In the Caribbean region, there is generally a lack of sound data on which to base a design project,
to properly evaluate such a project, or to develop a coastal zone management plan. This means that
short-term measured data must often be combined with empirical or regional observations to
complete the background picture. It is important, therefore, to be aware of what data does exist,
how this may be accessed and where the data gaps in the database lie. Further, it is important to be
aware of the techniques of field measurement, what should be measured, where the limitations lie
and what can reasonably be expected from such measurement programs.
Because there have been few comprehensive data collection programs mounted in the Eastern
Caribbean, additional techniques are often required to interpret measurements collected at spot
locations, within the context of a spatial basis. Very often, numerical modeling (computer)

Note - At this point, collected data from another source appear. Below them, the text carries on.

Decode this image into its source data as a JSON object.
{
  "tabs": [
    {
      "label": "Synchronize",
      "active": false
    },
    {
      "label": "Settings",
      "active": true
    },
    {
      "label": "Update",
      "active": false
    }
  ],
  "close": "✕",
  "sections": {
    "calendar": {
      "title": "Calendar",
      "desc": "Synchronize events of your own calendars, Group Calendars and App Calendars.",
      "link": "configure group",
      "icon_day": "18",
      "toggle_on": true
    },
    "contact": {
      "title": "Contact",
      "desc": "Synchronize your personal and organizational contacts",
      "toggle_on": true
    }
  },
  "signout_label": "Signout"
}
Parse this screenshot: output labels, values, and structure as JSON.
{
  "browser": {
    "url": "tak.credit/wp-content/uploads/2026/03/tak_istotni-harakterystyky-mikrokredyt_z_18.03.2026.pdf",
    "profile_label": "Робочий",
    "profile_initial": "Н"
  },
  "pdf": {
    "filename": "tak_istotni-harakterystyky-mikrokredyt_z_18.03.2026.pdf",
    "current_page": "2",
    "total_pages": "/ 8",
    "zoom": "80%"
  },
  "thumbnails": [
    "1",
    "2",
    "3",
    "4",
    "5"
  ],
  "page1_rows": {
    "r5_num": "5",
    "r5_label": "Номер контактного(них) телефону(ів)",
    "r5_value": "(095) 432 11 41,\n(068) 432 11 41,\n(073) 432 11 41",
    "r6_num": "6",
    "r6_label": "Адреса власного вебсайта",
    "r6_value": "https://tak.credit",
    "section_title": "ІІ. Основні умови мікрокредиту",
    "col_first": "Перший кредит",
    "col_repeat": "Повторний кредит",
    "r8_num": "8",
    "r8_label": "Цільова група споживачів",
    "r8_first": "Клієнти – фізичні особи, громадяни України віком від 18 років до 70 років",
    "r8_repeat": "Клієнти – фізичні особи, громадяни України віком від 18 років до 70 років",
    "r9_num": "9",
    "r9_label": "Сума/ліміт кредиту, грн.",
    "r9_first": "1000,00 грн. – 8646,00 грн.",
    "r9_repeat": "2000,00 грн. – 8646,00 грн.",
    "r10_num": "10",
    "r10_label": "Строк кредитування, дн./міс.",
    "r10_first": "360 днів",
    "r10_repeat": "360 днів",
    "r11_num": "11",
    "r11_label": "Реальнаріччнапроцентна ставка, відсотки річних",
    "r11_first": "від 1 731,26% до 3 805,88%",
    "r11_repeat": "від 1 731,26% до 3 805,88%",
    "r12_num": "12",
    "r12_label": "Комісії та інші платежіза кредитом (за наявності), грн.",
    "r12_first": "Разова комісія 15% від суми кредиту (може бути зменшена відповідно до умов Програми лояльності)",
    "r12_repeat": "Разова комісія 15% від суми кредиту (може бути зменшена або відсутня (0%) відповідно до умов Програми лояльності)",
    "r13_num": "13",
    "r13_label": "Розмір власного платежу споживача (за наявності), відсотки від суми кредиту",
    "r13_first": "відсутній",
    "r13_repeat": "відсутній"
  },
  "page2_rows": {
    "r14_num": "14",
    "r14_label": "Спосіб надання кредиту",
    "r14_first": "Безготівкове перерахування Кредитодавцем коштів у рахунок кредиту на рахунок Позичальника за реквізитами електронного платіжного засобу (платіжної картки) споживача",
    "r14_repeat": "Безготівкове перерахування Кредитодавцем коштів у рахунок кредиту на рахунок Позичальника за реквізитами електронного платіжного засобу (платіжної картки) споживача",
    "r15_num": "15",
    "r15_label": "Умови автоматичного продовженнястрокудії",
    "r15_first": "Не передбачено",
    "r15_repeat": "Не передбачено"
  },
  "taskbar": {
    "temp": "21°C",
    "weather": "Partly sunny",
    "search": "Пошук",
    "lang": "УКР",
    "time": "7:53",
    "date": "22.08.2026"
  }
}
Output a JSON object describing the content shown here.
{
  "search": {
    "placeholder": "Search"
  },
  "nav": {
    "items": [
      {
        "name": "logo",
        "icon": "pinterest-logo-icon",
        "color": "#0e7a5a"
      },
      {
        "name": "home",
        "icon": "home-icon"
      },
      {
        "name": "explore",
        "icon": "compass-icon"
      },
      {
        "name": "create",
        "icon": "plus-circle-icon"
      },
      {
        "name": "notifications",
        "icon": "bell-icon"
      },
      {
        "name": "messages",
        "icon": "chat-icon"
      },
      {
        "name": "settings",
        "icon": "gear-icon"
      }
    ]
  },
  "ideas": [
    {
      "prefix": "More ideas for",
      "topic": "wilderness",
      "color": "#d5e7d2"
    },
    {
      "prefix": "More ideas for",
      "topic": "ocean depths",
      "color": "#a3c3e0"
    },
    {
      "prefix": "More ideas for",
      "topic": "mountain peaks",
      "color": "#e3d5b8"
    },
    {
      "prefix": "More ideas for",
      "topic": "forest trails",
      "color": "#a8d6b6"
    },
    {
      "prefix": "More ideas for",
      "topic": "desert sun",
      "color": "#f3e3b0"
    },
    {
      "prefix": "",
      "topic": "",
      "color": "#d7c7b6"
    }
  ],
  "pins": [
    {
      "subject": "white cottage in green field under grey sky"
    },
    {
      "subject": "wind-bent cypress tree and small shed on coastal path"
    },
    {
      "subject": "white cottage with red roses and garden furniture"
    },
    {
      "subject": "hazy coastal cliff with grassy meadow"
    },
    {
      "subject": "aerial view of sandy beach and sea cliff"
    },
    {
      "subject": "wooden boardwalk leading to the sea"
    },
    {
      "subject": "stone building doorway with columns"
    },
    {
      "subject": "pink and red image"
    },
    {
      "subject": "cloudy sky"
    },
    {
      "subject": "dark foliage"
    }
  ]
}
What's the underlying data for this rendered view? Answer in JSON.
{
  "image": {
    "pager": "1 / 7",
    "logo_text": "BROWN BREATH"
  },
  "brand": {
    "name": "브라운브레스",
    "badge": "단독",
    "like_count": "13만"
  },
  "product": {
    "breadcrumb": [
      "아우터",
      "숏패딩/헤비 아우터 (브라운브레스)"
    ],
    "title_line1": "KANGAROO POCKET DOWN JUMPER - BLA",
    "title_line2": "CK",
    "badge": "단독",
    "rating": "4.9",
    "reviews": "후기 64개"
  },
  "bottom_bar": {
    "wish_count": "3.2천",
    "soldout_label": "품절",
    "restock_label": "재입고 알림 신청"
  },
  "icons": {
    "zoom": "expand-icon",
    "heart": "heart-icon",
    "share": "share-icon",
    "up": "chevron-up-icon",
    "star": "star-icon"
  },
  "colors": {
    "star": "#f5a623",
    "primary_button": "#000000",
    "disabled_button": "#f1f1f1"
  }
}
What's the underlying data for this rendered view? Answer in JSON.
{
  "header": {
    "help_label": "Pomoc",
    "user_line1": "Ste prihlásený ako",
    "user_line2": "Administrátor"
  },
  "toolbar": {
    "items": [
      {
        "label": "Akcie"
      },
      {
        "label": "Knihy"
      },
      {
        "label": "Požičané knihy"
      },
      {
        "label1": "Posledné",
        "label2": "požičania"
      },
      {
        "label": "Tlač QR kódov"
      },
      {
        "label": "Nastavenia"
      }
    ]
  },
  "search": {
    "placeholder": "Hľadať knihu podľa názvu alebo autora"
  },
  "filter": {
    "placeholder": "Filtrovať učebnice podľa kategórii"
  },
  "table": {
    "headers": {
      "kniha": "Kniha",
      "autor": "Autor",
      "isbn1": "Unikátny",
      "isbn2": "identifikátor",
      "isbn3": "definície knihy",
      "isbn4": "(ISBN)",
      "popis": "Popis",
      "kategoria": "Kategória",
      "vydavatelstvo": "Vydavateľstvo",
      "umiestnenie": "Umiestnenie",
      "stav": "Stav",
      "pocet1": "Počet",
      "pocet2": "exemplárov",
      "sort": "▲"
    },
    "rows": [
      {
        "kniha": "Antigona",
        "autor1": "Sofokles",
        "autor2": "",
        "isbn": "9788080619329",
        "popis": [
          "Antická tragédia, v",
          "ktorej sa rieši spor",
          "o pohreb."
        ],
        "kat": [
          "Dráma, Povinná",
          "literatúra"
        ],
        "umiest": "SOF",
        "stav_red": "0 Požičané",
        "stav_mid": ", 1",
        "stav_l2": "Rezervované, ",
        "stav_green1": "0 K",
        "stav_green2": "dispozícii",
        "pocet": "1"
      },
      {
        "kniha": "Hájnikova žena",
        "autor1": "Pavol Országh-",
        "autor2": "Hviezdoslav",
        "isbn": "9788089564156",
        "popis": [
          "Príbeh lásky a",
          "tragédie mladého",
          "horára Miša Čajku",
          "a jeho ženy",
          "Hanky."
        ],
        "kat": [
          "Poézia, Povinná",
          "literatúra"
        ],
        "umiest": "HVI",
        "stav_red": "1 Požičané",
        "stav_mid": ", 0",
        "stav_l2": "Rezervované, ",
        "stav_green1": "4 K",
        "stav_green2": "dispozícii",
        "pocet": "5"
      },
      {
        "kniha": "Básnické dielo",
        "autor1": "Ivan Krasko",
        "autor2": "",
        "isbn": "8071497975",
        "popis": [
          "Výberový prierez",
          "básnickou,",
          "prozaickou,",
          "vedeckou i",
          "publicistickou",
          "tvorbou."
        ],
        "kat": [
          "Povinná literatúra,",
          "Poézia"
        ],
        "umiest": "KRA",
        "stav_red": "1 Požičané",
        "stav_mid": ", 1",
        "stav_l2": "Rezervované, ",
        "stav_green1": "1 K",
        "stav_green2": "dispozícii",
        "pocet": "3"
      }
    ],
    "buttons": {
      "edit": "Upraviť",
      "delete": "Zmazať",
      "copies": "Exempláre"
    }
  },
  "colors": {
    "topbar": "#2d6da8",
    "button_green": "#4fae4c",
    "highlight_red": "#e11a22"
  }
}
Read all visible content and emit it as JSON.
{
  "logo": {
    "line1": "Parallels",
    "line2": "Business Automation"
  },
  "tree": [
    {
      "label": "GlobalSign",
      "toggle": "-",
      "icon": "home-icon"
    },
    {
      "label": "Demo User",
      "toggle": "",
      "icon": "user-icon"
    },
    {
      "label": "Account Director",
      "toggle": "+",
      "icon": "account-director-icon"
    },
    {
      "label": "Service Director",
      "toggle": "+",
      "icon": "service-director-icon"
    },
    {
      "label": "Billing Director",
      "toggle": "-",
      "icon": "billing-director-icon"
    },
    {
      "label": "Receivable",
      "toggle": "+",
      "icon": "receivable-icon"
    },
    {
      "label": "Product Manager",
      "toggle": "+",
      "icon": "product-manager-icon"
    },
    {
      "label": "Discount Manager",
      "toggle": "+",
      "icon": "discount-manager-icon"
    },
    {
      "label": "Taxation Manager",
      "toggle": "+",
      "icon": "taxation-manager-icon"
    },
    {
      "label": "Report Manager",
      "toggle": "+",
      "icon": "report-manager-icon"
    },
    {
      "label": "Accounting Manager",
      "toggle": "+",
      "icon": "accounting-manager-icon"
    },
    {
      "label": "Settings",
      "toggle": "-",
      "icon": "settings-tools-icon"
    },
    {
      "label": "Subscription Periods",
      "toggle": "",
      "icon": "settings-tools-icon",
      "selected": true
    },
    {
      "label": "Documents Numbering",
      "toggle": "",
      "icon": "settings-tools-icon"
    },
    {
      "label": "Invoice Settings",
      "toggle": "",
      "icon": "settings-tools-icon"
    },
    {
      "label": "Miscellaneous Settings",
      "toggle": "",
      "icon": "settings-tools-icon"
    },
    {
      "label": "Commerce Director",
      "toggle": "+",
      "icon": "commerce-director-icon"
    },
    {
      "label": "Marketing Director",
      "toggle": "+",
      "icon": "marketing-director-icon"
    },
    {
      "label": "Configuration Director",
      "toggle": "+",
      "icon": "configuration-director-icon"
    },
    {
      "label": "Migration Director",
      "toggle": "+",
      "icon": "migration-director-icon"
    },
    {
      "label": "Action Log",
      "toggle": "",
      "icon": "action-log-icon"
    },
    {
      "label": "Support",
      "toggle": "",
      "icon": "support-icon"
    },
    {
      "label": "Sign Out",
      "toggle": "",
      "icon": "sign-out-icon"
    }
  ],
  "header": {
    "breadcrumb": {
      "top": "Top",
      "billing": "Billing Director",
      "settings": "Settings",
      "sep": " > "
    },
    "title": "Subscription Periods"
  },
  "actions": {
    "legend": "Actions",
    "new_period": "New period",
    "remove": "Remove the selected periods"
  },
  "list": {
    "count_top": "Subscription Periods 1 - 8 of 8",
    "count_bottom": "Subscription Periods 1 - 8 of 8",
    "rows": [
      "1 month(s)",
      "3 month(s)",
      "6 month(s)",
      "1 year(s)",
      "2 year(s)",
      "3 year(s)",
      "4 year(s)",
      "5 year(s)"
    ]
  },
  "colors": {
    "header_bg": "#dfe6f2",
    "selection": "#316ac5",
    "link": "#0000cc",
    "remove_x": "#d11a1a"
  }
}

techniques are used to fill in the spatial “picture” of coastal processes. It is important, however, to
realize that these models should never be used in a “black box” manner. In other words, they
should either be calibrated or their limitations should be fully understood.
In the following sections, the available database is explored and methods are given for the
quantification of the various parameters.
2.2
Wind Data
At a regional level, wind data archives are held by the Caribbean Meteorological Institute (CMI),
although not necessarily in a form which is directly suitable for computer analysis. On an islandby-island basis, wind data may be obtained from local airports. These data are typically in the form
of wind speed and direction observations that have been made at specific intervals which range
from once per hour, per day or per month. If a good digital database is to be collected and analysed,
then it is often necessary to convert the airport wind data from an analog to a digital form.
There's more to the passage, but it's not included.